Let's be honest, the question "Where did bingo originate from.?" has been contemplated, at least once by every bingo player the world over. And there are millions of players around the world. Bingo players claim to lay title to the "Worlds Most Popular Game" and there is every reason to believe them.

Bingo is played in every continent and in 90% of the Worlds Countries although the exact origins of the game are not exactly definable. Bingo goes by other names like, Housie Housie, Tombola, but the idea and outcome of the game is the same, i.e. Cover a row of numbers with counters before any other player can do so to win a prize.

As for bingo's origins we do have some leads. It is similar to the Italian game of Tombola which was played once per year on Christmas Eve by families playing together, who upon winning would shout when they had made a row first. The traditional game players used cards covered using beans [Fagioli] or pieces of orange peel. Modern tombola cards are made of plastic with slots which can be closed down when a number is called. It is believed that current day bingo may have come from an Italian Lottery Game, Lo Giuoco Del Lotto Ditalia which originated in 1530 and is still played today. In the late 1700's "Le Lotto" appeared in France. It's form and style is similar to the "Bingo" game we know today. Using playing cards, tokens and numbers read aloud.

In 1800 the German Education System adapted Lotto to for lottery games to teach children muliplication tables.

From there we take a time jump to the next "Bingo" development located in the United States where in 1929 a game called "Beano" was played at a carnival near Atlanta, Georgia. A toy salesmen watched the excitement generate and was so taken by it, he took the game to New York to introduce it to his friends. The toy salesman's name was Edwin Lowe. Legend has it that one of Mr. Lowe's players yelled "Bingo" in her excitement instead of "Beano" when she made her first row.

The game was so popular that Edwin Lowe's bingo started with Lowe asking competitors to pay him $1 per year to allow them to call their games bingo as well. Later Lowe commissioned Carl Leffer an elderly math's professor at Columbia University to develop his bingo system. By late 1930 Leffer had developed 6000 bingo cards with non-repeating number groups. He had successfully completed the commissioned work and then went insane.

Edwin Lowe promoted Bingo, printing cards day and night. He commented one day that "We use more newsprint than the New York Times.", which had a reported 5 million readers at the time. The game further spread in the U.S. when Lowe began to work with a Catholic priest from Pennsylvania to establish the game. After a few years, bingo had spread up and down the East coast of America and was heading West. By 1934 it is estimated that 10,000 bingo games were played every week and that was at the height of the Depression. By 1995 the American public would spend $88 million each week on bingo.

Just how Australia came to embrace bingo is uncertain but given that bingo was played in the United States and England it would not be hard to imagine that the game was transported to Australian shores by traveler's from those countries.
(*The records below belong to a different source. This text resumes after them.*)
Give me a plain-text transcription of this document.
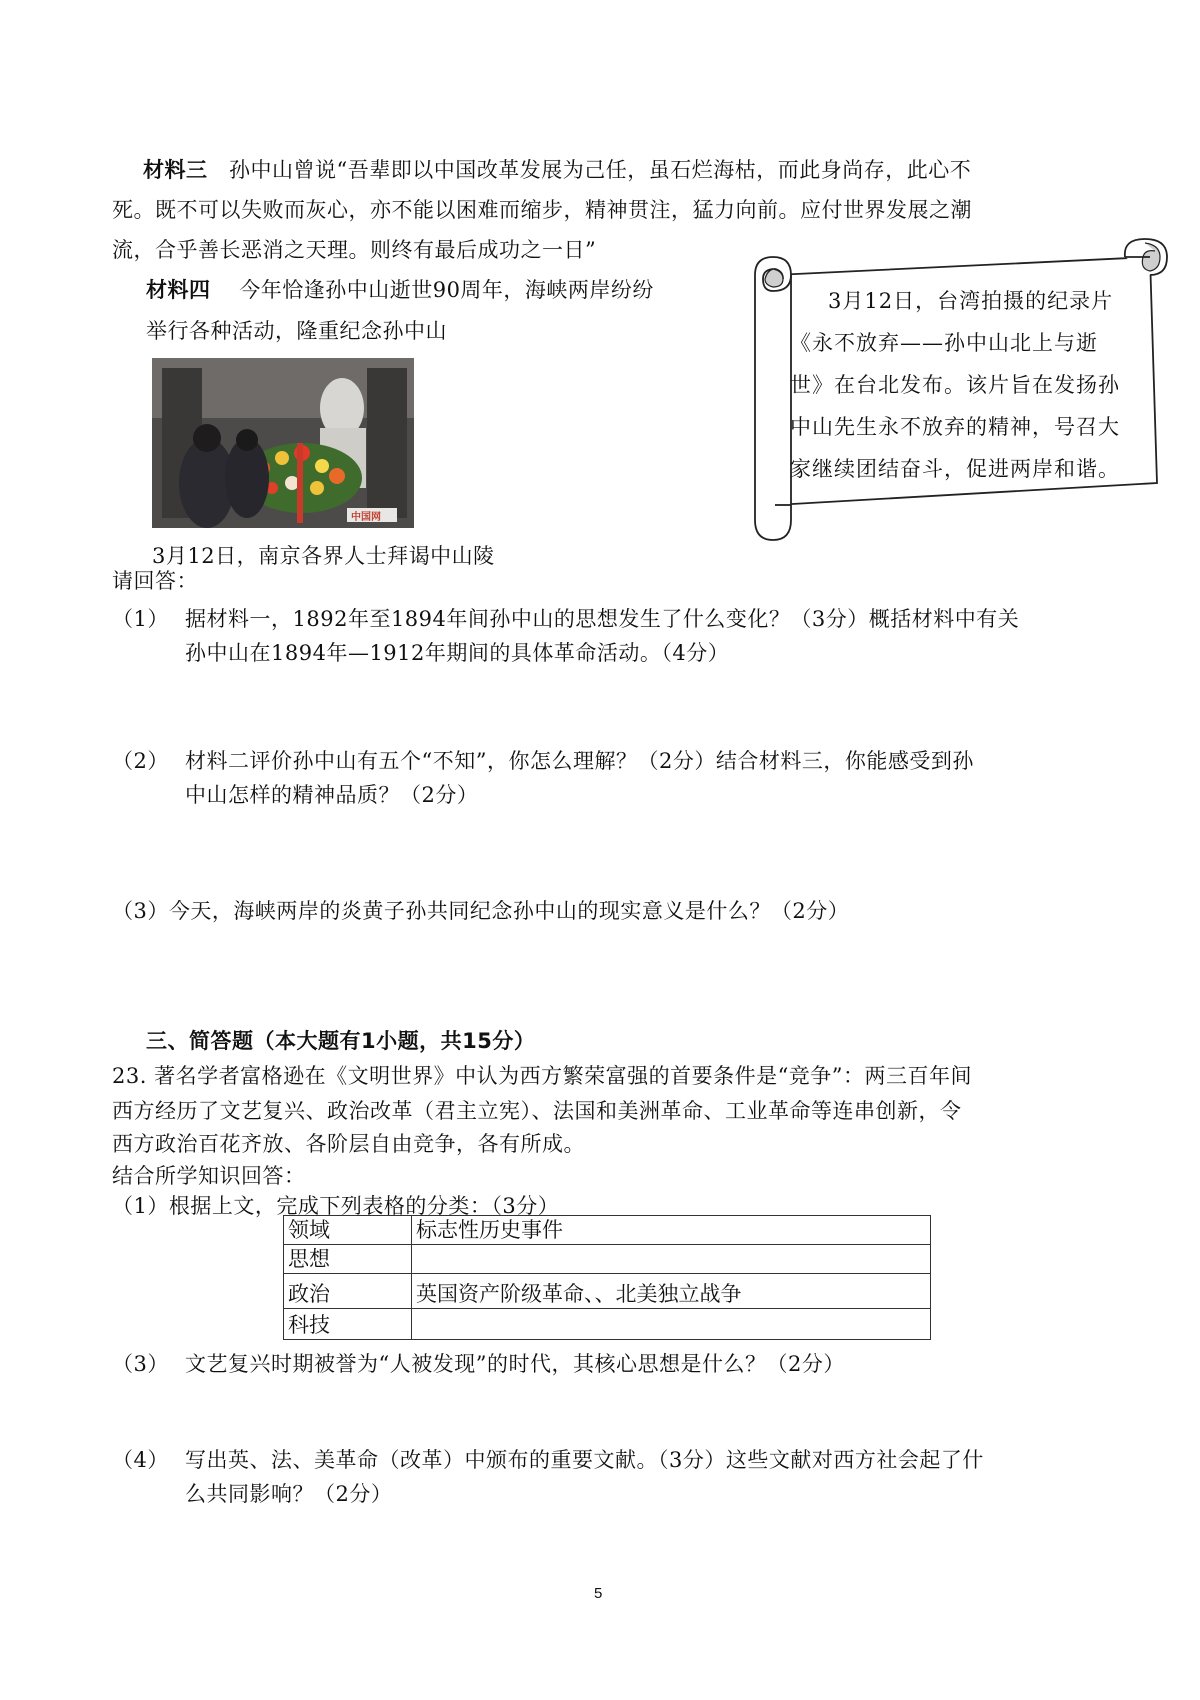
材料三 孙中山曾说“吾辈即以中国改革发展为己任，虽石烂海枯，而此身尚存，此心不
死。既不可以失败而灰心，亦不能以困难而缩步，精神贯注，猛力向前。应付世界发展之潮
流，合乎善长恶消之天理。则终有最后成功之一日”
材料四 今年恰逢孙中山逝世90周年，海峡两岸纷纷
举行各种活动，隆重纪念孙中山
中国网
3月12日，南京各界人士拜谒中山陵
3月12日，台湾拍摄的纪录片
《永不放弃——孙中山北上与逝
世》在台北发布。该片旨在发扬孙
中山先生永不放弃的精神，号召大
家继续团结奋斗，促进两岸和谐。
请回答：
（1） 据材料一，1892年至1894年间孙中山的思想发生了什么变化？（3分）概括材料中有关
孙中山在1894年—1912年期间的具体革命活动。（4分）
（2） 材料二评价孙中山有五个“不知”，你怎么理解？（2分）结合材料三，你能感受到孙
中山怎样的精神品质？（2分）
（3）今天，海峡两岸的炎黄子孙共同纪念孙中山的现实意义是什么？（2分）
三、简答题（本大题有1小题，共15分）
23. 著名学者富格逊在《文明世界》中认为西方繁荣富强的首要条件是“竞争”：两三百年间
西方经历了文艺复兴、政治改革（君主立宪）、法国和美洲革命、工业革命等连串创新，令
西方政治百花齐放、各阶层自由竞争，各有所成。
结合所学知识回答：
（1）根据上文，完成下列表格的分类：（3分）
领域	标志性历史事件
思想	
政治	英国资产阶级革命、、北美独立战争
科技	
（3） 文艺复兴时期被誉为“人被发现”的时代，其核心思想是什么？（2分）
（4） 写出英、法、美革命（改革）中颁布的重要文献。（3分）这些文献对西方社会起了什
么共同影响？（2分）
5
Australian bingo was called Housie Housie in the 1950's and it is known that the Queensland Ambulance Brigade would erect a large tent just over the Queensland border, where Twin Towns is today, and play using corn pieces to place on the cards as the numbers were called.

Over the years there have been many ways to mark numbers from bottle tops to coloured markers and dabbos. There have been just as many ways to draw numbers from 1 - 90. There have been numbered sequences of wood pulled out of a small bucket - ping pong balls pulled up through an air blower - wooden balls spun around in a tumbler and falling into a metal rack.

In those days people sat at tables in a circular formation approx 20 foot in diameter. In the centre of the circle were the numbered boxes. You paid some pence, perhaps sixpence for a card of numbers similar to what is sold today with a handful of corn. Each person would throw a white ball about the size of a tennis ball, where it would land in one of the numbered boxes. Everyone would put their piece of corn on their number until a line or house was filled. The ball was then retrieved, passed on to the next person to throw. One person, one throw etc.

Each game took quite a while of course, so some people understandably got a bit hungry and ate their corn. Luckily more was always available.

These days Bingo or Housie continues to be popular. Electronic equipment, computers, improved facilities have all combined to keep attracting crowds, and lets face it, the crowds are just getting bigger.